Hy-Vee, which has taken steps to protect customers and employees such as setting aside shopping hours for seniors, installing shields at checkout counters, implementing one-way aisles and banning reusable bags, follows guidance from public health authorities, spokeswoman Christina Gayman told Grocery Dive.
“We follow all guidance from the CDC and health officials. We also are following all federal, state and local requirements," she wrote in an email. "At this time, those measures do not include checking customers for fevers. However, if that changes then we will immediately follow their guidance."
The CDC currently advises anyone with a fever or who isn't feeling well to stay home, and for anyone who has been diagnosed with COVID-19 or come into close contact with someone who has the virus to self-quarantine for two weeks.
Grocery foot traffic has moderated in recent weeks following a mid-March surge in panic buying, making it easier for retailers to control customer inflow. But telling customers they can't enter stores, and then actually enforcing the rule without putting employees and others in danger, could be challenging.
“Checking the temperatures of shoppers would help protect both grocery workers and shoppers, but it's likely that not all shoppers would agree to this,” John Logan, professor and director of labor and employment studies at San Francisco State University, told CNN.
These hurdles haven't deterred LaBonne's and a handful of other small operators. City Farmers Market, which operates six stores in Georgia, began in March using sensors that remotely beam the temperature of each shopper to a screen as they walk by, a manager at one of the company’s stores told Grocery Dive. If someone appears to have a fever, a store employee will take the person aside and perform another check using a handheld thermometer. Store personnel will offer to bring groceries to anyone told they cannot enter the store, the manager, who asked to remain anonymous, said.
Menards, a Midwestern home improvement chain that carries a limited selection of groceries, started checking the temperature of customers at a store in Eau Claire, Wisconsin, on April 1 using a handheld thermometer that does not need to touch a person’s skin to work, spokesman Jeff Abbott said in a statement to Grocery Dive.
“We’ll start doing temperature checks in all of our stores as soon as we can get infrared thermometers to them," he said. "If anyone has any of these thermometers, please help us out on this.”
LaBonne said he was spurred into action after his wife, a nurse, said the hospital where she works was taking people’s temperatures before entering. “I said, 'I have even more people coming to my stores, and they’re not allowing any visitors in the hospital, so I should do it [as well],'" he said. “I had a heart attack years ago, and asthma, so I have two high-risk factors, but I’m here every day going to work.”

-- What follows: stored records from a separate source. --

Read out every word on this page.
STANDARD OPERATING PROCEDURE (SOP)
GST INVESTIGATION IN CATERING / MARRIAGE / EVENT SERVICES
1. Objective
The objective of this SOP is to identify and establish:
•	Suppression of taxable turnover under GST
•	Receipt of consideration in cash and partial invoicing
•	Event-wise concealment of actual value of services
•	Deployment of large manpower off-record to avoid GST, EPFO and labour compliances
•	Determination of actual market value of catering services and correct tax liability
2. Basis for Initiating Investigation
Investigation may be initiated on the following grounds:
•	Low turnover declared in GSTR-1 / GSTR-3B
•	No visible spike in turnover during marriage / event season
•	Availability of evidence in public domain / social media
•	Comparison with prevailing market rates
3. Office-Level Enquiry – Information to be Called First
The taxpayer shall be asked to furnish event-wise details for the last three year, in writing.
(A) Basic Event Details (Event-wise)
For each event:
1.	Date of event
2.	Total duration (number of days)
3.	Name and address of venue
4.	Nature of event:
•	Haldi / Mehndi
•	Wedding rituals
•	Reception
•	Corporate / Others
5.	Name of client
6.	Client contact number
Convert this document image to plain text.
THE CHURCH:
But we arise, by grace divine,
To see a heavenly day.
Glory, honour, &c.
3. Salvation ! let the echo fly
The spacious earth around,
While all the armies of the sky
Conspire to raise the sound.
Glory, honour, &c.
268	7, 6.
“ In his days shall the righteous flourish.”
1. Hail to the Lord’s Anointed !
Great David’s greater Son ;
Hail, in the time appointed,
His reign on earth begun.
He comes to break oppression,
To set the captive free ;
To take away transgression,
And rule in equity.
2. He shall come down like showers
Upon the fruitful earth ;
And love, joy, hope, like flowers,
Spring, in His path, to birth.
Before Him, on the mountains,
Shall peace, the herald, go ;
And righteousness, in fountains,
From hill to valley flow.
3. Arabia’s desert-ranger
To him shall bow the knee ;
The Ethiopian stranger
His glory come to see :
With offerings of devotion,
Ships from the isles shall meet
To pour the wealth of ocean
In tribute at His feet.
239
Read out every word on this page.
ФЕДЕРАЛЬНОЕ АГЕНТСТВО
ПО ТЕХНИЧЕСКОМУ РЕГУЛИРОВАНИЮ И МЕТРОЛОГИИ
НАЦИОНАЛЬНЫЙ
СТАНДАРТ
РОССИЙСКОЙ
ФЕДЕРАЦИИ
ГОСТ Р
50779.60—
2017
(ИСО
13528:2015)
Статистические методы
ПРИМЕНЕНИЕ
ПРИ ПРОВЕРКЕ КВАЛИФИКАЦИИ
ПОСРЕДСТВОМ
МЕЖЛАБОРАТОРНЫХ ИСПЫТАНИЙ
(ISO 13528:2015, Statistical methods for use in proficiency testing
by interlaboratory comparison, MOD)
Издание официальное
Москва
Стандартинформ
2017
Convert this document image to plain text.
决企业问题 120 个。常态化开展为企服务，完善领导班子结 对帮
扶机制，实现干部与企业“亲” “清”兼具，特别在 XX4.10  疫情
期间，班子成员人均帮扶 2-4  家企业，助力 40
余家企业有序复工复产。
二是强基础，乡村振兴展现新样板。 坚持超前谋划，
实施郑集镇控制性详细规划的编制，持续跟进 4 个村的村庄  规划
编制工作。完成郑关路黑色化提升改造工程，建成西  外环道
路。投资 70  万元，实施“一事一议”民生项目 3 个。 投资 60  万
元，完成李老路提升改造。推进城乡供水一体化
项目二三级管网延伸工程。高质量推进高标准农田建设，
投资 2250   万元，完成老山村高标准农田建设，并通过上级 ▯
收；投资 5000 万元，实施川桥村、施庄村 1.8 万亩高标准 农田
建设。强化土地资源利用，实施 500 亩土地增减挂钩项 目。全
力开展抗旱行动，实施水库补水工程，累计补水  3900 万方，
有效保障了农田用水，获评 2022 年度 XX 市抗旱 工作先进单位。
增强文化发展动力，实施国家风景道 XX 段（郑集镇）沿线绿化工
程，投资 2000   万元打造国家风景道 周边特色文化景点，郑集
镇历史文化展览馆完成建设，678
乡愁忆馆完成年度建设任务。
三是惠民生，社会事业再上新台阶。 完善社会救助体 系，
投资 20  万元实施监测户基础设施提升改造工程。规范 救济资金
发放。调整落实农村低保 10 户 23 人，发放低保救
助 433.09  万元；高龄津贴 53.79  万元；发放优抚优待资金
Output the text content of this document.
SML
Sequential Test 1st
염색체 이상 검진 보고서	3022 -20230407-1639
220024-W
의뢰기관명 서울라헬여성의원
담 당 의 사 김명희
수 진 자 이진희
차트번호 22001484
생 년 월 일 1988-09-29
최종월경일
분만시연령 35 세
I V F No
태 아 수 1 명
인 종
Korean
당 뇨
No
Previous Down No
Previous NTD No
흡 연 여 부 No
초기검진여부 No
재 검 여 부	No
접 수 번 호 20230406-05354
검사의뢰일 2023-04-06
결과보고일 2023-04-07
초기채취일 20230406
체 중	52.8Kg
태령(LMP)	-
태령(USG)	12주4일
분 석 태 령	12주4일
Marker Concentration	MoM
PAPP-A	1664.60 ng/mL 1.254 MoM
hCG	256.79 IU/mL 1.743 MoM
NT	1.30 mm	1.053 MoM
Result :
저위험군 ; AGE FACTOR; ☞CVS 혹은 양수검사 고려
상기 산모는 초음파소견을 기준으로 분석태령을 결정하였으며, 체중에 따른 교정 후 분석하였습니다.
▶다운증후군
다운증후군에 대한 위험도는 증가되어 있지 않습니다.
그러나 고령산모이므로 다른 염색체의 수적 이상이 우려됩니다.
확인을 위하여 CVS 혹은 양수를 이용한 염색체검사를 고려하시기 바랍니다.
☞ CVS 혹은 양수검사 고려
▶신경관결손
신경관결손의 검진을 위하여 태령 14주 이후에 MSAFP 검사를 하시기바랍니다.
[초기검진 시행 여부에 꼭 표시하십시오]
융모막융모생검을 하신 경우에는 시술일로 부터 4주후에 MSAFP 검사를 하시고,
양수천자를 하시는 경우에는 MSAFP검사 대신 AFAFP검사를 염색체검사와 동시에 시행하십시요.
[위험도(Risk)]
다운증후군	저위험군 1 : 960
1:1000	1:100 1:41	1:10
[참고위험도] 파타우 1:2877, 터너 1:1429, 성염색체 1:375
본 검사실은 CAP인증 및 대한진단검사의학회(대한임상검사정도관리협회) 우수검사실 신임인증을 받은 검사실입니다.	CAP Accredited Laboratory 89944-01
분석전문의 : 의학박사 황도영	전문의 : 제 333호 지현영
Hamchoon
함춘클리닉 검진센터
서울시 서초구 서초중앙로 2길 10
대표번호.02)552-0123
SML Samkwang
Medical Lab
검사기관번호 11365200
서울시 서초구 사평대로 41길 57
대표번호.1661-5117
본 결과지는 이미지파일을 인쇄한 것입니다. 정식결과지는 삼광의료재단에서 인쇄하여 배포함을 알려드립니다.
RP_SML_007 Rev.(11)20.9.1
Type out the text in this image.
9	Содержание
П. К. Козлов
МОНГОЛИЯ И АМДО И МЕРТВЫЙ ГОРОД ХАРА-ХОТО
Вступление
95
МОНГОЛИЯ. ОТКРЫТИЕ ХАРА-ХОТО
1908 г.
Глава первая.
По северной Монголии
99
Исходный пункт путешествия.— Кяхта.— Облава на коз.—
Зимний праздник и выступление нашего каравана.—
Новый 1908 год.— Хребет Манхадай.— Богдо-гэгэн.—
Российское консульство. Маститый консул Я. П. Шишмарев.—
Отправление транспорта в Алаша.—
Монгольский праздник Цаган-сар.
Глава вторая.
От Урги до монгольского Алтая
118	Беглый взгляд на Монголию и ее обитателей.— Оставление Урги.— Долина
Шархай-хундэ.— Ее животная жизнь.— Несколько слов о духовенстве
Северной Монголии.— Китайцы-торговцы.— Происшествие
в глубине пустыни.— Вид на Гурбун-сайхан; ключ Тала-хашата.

LaBonne said he is hopeful that people who are told they can’t enter his stores will seek medical attention instead of getting upset. He said he has no regrets about instituting the temperature checks at his stores.
“I’m hoping the whole process of checking temperature raises the awareness of hey, if you’re sick, stay home, go see a doctor, take proper steps,” LaBonne said. “There are people that said they’ll never shop in my store again, but that’s their choice. We’re a private business on private property, and in the end I’m going to do everything, and knock on wood, we don’t have [any workers] sick, and we want it to stay that way.”